I am having trouble parsing an XML with no closing tag. Please see snippet of the xml below.
I have tried SAX and also StAX Parser they both need a properly formatted XML with closing tag XXYY....as you can see below the XML format is a little bit different... Please help me if there is any API out there that can help me parse this or if SAX/StAX can help me achieve what I want.... :(
<Employees>
<Employee>
<Detail>
<Date>2018014
<Name>XXYY
<Age>0
<LANGUAGE>ENG
<Manager>
<MName>YYXX
<MID>5959
</Manager>
<EmployeeID>1234
</Detail>
</Employee>
</Employees>
You could "fix" the XML by adding all the missing end-tags.
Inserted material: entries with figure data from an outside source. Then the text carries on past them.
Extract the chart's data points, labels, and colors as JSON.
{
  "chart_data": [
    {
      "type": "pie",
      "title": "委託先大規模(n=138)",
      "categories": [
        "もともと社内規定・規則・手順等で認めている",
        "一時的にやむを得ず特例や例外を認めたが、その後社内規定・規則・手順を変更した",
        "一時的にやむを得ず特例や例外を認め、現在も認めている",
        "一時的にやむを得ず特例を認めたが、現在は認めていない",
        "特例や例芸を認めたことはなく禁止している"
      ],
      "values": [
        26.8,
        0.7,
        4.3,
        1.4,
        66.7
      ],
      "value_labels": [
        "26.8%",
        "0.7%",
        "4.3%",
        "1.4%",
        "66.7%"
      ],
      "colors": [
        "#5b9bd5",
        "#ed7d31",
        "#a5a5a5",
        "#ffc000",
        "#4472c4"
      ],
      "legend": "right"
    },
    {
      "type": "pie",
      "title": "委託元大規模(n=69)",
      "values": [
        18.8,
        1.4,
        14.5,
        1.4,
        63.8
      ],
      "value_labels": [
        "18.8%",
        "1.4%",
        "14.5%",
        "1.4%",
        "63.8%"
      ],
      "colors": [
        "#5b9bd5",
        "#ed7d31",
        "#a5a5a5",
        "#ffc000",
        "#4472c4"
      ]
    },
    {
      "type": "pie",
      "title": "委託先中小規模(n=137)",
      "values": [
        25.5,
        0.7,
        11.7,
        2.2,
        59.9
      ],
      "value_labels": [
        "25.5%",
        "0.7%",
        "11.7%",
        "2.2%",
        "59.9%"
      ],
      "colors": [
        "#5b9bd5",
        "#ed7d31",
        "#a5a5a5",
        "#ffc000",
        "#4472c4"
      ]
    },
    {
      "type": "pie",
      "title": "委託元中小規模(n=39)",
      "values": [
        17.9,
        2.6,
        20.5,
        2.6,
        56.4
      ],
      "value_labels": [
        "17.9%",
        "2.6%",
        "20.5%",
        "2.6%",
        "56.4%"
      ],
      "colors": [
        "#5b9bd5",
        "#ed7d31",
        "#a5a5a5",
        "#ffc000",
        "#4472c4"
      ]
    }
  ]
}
Any start-tag that contains text after the tag, on the same line, could be fixed by adding an end-tag at the end of the line.
The rule of "contains text" ensures that e.g. the <Manager>
tag doesn't get ended, since that is actually ended 3 lines down.
Example working code:
// Load file into memory
String xml = new String(Files.readAllBytes(Paths.get("test.xml")), StandardCharsets.UTF_8);
// Apply magic to add missing end-tags
xml = xml.replaceAll("(?m)^(\\s*)<(\\w+)>([^<]+)$", "$1<$2>$3</$2>");
// Parse then print the XML, to ensure there are no errors
Document document = DocumentBuilderFactory.newInstance().newDocumentBuilder()
.parse(new InputSource(new StringReader(xml)));
TransformerFactory.newInstance().newTransformer()
.transform(new DOMSource(document), new StreamResult(System.out));
That appears to be SGML not XML. I've answered a newer question (for Javascript/node.js, but relevant to Java as well) detailing how to use the OpenSP SGML software to create XML from SGML.